El Congreso quería que toda negociación estuviese adecuadamente
sintonizada con Francia, pero el problema no era Francia, sino
España. Madrid, en efecto, nunca había estado claramente a favor de
la independencia de los Estados Unidos y, sobre todo, se negaba a
aceptar el principio que los enviados americanos consideraban (nunca
mejor dicho) una línea roja, esto es la extensión de la frontera
del nuevo Estado hasta el Mississippi.
Una
vez que Franklin logró apaciguar los ánimos franceses (nuestros
ánimos, la verdad, importaban una mierda), el tratado entre
Inglaterra y su ya ex colonia se firmó en París el 3 de septiembre
de 1783, y ratificado en Filadelfia el 14 de enero del año
siguiente. Gran Bretaña reconocía la independencia americana, y el
nuevo Estado obtenía todo el territorio delimitado al oeste por el
río Mississippi, el paralelo 31 al sur (por debajo, la Florida, que
fue cedida por Londres a Madrid) y los grandes lagos al norte.

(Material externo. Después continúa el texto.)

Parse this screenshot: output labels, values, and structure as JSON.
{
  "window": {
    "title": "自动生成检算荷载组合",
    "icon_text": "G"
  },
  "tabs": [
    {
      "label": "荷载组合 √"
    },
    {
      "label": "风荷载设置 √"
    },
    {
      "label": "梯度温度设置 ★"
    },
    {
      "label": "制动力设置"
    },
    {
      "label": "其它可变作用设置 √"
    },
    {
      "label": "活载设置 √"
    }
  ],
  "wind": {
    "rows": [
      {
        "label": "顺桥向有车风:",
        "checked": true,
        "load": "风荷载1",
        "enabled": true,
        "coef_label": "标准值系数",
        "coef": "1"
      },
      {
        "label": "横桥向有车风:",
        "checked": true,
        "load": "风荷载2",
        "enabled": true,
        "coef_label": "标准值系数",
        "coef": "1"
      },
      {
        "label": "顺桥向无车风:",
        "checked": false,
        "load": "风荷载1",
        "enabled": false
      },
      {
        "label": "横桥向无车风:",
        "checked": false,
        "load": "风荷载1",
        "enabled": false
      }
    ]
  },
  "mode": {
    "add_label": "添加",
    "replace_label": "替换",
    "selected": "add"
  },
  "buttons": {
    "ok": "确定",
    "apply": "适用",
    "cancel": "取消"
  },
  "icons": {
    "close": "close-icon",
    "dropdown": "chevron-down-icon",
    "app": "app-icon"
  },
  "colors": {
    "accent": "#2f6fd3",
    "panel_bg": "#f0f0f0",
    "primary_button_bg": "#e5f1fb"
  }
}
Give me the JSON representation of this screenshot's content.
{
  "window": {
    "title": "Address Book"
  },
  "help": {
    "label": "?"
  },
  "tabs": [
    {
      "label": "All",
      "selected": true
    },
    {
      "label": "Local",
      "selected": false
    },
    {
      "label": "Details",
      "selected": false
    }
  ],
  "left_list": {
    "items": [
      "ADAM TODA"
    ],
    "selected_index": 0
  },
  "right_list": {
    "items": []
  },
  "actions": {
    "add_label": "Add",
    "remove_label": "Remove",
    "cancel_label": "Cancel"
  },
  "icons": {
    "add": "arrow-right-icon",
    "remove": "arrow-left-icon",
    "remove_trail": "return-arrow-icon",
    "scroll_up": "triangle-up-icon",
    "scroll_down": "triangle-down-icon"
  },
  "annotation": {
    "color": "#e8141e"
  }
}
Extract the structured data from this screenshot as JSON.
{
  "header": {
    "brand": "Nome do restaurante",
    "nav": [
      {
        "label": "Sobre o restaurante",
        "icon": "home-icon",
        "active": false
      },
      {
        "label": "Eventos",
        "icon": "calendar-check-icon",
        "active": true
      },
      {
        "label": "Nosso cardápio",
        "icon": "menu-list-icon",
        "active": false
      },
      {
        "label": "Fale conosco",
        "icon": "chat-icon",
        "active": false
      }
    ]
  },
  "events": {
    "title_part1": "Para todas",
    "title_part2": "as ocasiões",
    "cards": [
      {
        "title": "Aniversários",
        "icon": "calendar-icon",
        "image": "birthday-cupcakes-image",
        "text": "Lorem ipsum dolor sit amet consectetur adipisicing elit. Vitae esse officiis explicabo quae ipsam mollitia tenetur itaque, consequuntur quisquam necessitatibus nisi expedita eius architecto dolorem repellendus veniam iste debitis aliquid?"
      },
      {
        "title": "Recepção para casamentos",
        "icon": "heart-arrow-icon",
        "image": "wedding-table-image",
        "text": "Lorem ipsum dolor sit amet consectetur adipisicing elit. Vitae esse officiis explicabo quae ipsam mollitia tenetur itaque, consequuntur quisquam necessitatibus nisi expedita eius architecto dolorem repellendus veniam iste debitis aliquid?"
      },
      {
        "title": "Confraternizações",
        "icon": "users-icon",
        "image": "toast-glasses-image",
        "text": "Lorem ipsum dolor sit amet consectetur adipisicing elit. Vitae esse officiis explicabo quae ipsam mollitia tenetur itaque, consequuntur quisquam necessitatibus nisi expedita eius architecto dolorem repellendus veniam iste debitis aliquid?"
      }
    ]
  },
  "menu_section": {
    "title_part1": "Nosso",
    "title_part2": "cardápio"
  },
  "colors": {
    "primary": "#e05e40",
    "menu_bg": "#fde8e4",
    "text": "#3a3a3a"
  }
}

Inglaterra reconocía el derecho americano a pescar en Newfoundland,
pero retenía el privilegio de navegación por el Mississippi,
obviamente compartido con los americanos. Los Estados Unidos se
comprometían a no aprobar ninguna ley que impidiese la recuperación
por parte de ciudadanos ingleses de las deudas que otros habían
adquirido con ellos durante la guerra.
Con
la independencia, sin embargo, se hizo patente un problema, los
optimistas querrán decir un reto, que permanecerá, como el bajo
continuo de una orquesta barroca, en toda la vida de los Estados
Unidos, hasta hoy. Ese algo es la relación de los Estados con el
Estado o, como se llamaba en ese momento, el Segundo Congreso
Continental.
Incluso
antes de ganar la guerra, el SCC había recomendado a cuatro de sus
provincias que codificasen de alguna manera su acervo jurídico
mediante las oportunas constituciones, ya que se encontraban
administradas por gobiernos revolucionarios de escasa solidez. Cuando
el Congreso, en julio de 1776, adopta la Declaración de
Independencia, las estructuras de gobierno de las colonias (los royal
chapters)
se convierten, por definición, en órganos írritos (la aliteración
esdrújula mola, si no abusas). En algún caso, la solución buscada
parece sacada del Rincón del Vago. Es el caso de Rhode Island y
Connecticut, que tomaron sus charters,
borraron de los mismos la palabra king,
y a otra cosa.
La
mayor parte de los Estados, por otra parte, sacaron adelante sus
constituciones sin consultar al personal. El sistema más exitoso
(por lo copiado en el futuro) fue el de Massachussets, que encargó
la redacción de la constitución a una convención especial, elegida
para ese solo propósito. Fueron los bostonianos, por lo tanto, los
que sentaron por primera vez el principio de que una constitución no
es cualquier ley y, consecuentemente, tanto su redacción como su
reforma debe realizarse mediante procedimientos especiales y
reforzados.
La
mayoría de los Estados diseñaron sistemas bicamerales, con la
excepción de Pensilvania, que decidió tener sólo una cámara. Otra
característica fue la reducción drástica del poder el gobernador,
palabra que, la verdad, nosotros, para entendernos, haríamos mejor
por traducir como virrey. El viejo gobernador de Su Majestad se
convirtió ahora en una figura que perdía su derecho de veto.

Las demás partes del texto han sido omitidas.